We've had users complain of slowness of a HyperV running on a HP ProLiant DL380p Gen8 server. I can't see anything wrong with the HyperV itself, but the host server is showing strange issues.
The first thing I noticed is that one of the CPU threads is almost constantly pegged at 100% by System
Digging deeper with Process Explorer I can see that is is ntoskrnl.exe
that is that cause, but that is the system kernel, and so doesn't narrow it down by much:
Deeper still with Windows Performance Analyzer, the exact library in use is hal.dll
My thinking was this is either a driver or hardware issue, based on the components involved here. So I start with some hardware checks using HP's System Management Homepage. First thing I notice is one of the 4 memory modules is reporting "degraded". I get the bad module removed and boot back up, and everything looks fine initially.
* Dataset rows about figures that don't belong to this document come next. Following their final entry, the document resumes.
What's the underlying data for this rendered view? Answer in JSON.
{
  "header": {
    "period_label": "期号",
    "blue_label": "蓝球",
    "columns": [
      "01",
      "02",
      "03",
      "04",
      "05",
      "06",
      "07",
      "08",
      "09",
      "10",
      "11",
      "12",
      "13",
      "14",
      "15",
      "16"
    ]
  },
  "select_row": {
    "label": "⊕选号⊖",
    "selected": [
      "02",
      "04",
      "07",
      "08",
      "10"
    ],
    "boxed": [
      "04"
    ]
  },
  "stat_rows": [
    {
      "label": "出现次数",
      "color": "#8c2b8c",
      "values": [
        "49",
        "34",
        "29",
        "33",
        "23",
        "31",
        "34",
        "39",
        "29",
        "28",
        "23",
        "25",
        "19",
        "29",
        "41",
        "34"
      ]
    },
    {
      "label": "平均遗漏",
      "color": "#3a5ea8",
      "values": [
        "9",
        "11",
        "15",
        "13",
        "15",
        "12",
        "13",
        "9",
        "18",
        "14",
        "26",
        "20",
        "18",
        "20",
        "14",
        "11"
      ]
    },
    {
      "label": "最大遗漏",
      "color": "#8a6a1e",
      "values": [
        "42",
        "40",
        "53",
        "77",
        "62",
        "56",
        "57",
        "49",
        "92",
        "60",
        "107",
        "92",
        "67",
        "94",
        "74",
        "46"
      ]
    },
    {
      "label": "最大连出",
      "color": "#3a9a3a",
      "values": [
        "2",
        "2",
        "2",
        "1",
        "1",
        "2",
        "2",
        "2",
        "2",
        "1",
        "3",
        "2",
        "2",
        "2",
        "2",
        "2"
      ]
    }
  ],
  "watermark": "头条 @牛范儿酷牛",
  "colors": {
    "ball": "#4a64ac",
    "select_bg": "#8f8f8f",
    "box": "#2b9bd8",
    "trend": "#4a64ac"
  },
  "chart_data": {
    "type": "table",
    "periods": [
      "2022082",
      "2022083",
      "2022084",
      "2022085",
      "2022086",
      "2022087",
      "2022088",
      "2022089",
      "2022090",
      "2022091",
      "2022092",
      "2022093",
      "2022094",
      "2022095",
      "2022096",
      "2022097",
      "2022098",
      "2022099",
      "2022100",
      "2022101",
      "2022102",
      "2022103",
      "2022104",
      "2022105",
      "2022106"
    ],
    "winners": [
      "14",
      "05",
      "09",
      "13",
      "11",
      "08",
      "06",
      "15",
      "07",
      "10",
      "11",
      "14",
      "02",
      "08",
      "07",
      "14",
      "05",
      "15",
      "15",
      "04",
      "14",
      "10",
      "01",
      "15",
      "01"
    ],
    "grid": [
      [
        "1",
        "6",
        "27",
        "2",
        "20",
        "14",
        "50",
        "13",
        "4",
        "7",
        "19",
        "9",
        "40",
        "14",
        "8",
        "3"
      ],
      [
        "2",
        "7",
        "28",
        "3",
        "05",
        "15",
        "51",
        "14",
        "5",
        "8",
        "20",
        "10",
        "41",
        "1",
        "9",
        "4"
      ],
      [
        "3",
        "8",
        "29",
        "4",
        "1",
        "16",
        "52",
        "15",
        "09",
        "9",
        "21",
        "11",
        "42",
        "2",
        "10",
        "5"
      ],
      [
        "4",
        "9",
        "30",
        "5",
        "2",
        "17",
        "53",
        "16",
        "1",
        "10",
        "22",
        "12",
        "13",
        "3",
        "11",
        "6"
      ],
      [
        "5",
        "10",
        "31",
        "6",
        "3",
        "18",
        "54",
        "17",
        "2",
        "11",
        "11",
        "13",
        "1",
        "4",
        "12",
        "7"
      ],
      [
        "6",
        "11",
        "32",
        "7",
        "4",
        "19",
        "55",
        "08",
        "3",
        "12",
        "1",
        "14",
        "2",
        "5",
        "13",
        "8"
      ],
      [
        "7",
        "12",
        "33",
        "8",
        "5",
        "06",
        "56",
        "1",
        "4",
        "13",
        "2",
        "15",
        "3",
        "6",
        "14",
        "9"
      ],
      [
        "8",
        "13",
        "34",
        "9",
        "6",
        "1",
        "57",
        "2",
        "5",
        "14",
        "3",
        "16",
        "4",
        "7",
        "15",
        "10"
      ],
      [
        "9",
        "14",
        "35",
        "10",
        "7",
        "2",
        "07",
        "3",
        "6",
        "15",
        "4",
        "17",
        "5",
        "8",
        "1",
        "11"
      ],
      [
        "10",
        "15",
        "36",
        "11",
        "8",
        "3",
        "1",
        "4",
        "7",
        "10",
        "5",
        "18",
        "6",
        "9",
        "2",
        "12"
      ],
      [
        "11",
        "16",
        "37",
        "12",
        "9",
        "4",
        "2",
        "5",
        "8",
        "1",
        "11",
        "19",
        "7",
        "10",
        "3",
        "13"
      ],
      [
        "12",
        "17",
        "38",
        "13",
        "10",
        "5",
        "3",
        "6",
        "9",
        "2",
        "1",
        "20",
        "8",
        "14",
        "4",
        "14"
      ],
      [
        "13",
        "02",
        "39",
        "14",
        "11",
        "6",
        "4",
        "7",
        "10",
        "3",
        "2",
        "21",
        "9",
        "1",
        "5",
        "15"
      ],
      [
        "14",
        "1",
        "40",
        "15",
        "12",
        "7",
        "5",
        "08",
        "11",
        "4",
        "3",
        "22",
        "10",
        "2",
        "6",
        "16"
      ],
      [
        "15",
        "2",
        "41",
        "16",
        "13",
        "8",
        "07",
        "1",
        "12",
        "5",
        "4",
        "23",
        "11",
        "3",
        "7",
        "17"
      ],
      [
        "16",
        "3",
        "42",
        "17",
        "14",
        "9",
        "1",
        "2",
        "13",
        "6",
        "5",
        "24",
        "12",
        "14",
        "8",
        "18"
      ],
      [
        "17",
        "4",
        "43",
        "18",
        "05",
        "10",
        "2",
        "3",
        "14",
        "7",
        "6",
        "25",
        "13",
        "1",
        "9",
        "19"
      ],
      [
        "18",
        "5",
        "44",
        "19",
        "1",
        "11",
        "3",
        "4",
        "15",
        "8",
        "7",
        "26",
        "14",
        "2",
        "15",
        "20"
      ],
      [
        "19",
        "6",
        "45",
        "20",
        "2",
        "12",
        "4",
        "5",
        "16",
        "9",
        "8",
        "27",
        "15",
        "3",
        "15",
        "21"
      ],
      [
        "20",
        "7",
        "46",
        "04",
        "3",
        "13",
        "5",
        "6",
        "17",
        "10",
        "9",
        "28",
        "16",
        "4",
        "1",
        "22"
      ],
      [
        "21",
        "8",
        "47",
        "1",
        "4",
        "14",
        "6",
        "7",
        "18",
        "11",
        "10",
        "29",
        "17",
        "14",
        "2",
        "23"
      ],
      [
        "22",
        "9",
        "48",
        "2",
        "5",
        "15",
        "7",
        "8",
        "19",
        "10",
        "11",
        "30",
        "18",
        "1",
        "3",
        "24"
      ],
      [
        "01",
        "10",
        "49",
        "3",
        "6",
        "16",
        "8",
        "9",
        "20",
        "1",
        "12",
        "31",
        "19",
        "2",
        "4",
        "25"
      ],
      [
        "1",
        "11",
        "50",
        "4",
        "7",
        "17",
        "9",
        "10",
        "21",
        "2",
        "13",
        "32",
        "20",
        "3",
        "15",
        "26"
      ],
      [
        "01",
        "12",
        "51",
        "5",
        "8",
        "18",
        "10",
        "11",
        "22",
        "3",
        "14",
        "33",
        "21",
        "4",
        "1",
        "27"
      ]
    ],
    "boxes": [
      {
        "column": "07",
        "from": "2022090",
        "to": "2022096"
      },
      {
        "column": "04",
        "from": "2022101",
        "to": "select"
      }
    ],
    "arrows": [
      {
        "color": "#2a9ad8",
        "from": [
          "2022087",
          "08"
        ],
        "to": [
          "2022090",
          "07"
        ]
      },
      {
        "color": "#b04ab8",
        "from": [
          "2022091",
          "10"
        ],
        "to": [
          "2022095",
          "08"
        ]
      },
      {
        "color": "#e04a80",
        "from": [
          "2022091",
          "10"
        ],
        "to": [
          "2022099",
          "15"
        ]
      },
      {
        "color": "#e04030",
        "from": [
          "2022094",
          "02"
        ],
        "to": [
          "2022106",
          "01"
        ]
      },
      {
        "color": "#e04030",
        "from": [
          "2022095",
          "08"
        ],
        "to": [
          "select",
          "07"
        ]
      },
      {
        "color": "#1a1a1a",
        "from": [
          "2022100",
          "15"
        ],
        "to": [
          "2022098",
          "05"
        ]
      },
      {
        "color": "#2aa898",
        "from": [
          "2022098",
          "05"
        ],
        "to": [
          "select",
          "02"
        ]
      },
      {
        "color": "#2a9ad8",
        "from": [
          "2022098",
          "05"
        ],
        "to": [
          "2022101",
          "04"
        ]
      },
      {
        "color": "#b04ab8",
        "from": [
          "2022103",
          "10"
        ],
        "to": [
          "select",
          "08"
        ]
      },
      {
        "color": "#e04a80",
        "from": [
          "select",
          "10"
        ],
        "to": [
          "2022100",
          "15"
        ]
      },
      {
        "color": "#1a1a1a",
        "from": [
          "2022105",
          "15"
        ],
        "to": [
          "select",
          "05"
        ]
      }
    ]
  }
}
But about an hour later a different CPU thread is now pegged back at 100%.
Ok, so maybe it's a driver or different device issue. No errors showing in device manager, so I went through and disabled as many non-critical devices as I could - no change.
I also updated the drivers for the HP iLO as it didn't seem properly installed - no change.
At this point I contacted HP Enterprise support. They downloaded their Active Health System logs, but didn't find any issues. They noted that the memory installed wasn't official HP SmartMemory, so they may not be getting full diagnostics data.
Shortly after the call I saw that another memory module was now degraded
. This wasn't there 5 minutes ago when on the phone with HP:
The iLO was reporting specifically that the module had "Exceeded the corrected memory error threshold":
Now, I could pull this new faulty module, but then the server would be down to 32GB and could be weeks before replacements arrive. And I would imagine the odds of 2 modules being faulty are low, so I'm thinking something else is to blame here, possibly the motherboard?
This is where I am at, so any suggestions are welcome. Do I replace all the memory with HP SmartMemory? Is the motherboard faulty and the entire server need to be replaced?
Bear in mind that IT has no direct physical access to this server, any physical interaction is performed by local users under instruction from IT. So even a BIOS update would be a big ask, in case things go wrong. This is also a prod server, so downtime/reboots needs to be kept to a minimum.